Georg Brandes, Poland, literature, liberalism, nation, narration


Georg Brandes (1842-1927), one of the most influential literary critics in the nineteenth century, was a welcome guest in many Western and Eastern European countries, where he gave lectures on literary topics supporting modern liberal ideas. The Danish scholar was a perceptive observer of foreign cultures and a collector of impressions, which he presented in the form of essayistic narratives. It is interesting to see how his mainly literature-based expectations and preconceptions concerning Eastern European nations intersected with the experiences he had during his travels. While travelling across the divided and colonized Kingdom of Poland – Congress Poland (or Russian Poland) and Galicia (the Austrian Partition) – Georg Brandes came into contact with many local communities spread over a large multi-ethnic territory.
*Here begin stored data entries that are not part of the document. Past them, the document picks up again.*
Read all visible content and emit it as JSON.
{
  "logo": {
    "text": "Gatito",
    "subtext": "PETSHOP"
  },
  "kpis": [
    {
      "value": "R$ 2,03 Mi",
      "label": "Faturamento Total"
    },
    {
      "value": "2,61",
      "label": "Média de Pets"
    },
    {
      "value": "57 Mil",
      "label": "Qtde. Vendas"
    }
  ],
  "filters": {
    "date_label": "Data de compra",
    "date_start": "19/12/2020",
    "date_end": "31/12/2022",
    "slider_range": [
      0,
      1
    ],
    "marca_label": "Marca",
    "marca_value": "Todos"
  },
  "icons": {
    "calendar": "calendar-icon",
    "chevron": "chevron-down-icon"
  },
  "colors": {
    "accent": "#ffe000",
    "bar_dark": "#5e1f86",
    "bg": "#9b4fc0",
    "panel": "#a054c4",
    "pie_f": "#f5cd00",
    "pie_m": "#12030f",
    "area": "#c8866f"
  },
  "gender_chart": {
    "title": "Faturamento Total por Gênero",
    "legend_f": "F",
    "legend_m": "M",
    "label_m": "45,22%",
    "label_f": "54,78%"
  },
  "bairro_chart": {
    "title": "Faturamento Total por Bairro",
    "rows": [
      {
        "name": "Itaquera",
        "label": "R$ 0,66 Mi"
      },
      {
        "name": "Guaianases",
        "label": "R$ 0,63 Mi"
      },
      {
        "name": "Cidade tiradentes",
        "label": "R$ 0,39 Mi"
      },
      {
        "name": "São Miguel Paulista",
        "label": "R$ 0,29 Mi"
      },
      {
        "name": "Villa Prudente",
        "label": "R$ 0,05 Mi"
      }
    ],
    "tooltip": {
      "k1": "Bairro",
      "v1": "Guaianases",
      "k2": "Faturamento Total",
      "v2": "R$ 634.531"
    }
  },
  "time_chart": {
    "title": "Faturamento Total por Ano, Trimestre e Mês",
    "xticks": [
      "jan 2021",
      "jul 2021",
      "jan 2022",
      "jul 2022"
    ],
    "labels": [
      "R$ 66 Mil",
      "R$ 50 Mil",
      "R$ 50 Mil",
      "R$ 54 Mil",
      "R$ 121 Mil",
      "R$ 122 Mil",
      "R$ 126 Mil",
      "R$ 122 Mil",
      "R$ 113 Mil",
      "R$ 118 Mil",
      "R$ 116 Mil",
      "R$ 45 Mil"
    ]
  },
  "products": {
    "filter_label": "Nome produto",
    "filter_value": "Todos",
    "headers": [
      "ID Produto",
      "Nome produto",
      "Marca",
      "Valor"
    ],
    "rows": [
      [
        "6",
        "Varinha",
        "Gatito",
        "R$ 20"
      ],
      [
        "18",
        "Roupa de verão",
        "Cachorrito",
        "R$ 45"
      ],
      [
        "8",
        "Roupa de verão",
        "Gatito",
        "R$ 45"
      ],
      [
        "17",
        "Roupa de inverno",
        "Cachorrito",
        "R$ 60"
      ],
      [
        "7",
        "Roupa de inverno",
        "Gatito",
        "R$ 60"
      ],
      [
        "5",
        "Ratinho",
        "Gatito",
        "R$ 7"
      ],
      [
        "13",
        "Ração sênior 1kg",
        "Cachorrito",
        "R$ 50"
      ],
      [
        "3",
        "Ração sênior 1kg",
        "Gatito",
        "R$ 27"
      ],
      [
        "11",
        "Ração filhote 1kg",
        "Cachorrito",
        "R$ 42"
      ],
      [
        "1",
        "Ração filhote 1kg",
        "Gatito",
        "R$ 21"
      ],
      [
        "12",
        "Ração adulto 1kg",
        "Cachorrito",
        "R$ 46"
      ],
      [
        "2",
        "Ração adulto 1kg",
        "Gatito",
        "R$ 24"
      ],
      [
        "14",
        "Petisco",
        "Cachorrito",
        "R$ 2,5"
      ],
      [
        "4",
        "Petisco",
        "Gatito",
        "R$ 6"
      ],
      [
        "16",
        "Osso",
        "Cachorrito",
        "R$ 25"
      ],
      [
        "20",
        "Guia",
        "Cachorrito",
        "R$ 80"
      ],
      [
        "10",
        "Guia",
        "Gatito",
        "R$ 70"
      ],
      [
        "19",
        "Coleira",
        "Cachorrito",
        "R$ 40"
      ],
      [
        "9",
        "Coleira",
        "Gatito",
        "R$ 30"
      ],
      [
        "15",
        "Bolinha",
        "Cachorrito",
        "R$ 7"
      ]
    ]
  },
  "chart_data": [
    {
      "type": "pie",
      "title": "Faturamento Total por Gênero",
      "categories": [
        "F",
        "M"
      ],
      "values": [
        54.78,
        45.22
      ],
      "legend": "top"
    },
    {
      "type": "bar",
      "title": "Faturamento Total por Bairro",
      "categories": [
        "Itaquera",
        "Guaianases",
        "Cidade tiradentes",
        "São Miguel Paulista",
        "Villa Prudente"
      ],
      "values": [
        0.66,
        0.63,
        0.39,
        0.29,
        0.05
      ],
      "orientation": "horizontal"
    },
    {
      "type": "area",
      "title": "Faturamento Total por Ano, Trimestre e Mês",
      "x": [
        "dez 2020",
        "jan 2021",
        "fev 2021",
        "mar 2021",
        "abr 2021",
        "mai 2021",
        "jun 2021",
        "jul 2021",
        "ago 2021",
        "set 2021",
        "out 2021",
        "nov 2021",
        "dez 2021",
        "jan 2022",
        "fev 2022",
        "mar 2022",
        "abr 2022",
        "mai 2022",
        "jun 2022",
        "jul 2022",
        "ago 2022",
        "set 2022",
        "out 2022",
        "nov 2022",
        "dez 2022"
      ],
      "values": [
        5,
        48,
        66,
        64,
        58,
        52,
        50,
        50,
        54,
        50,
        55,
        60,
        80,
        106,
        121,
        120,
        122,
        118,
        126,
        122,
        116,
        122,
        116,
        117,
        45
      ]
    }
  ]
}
Brandes' idea of the Polish nation and the central value of national sovereignty, among other social values, was juxtaposed with the liquid and sometimes confusing reality of local discourses. Analysing Brandes' book Indtryk fra Polen (1888) and its contexts, I discuss the problematic status of the key concept of his discourse – the concept of "nation". The analysis focuses on three motifs connected to the three conceptualizations of nation and nationalism (the national independence movement, the nation as an emotional community, and the nation as a cultural resource) in order to show how they shape Brandes' narrative and how it is challenged by other narratives and discourses which, while often referring to the same motifs, promote a different understanding of "nation". Referring to post-structuralism and post-colonial studies, I show how local narratives in a multi-ethnic and multicultural society contest Brandes' rational liberal concept of nation and undermine his narrative.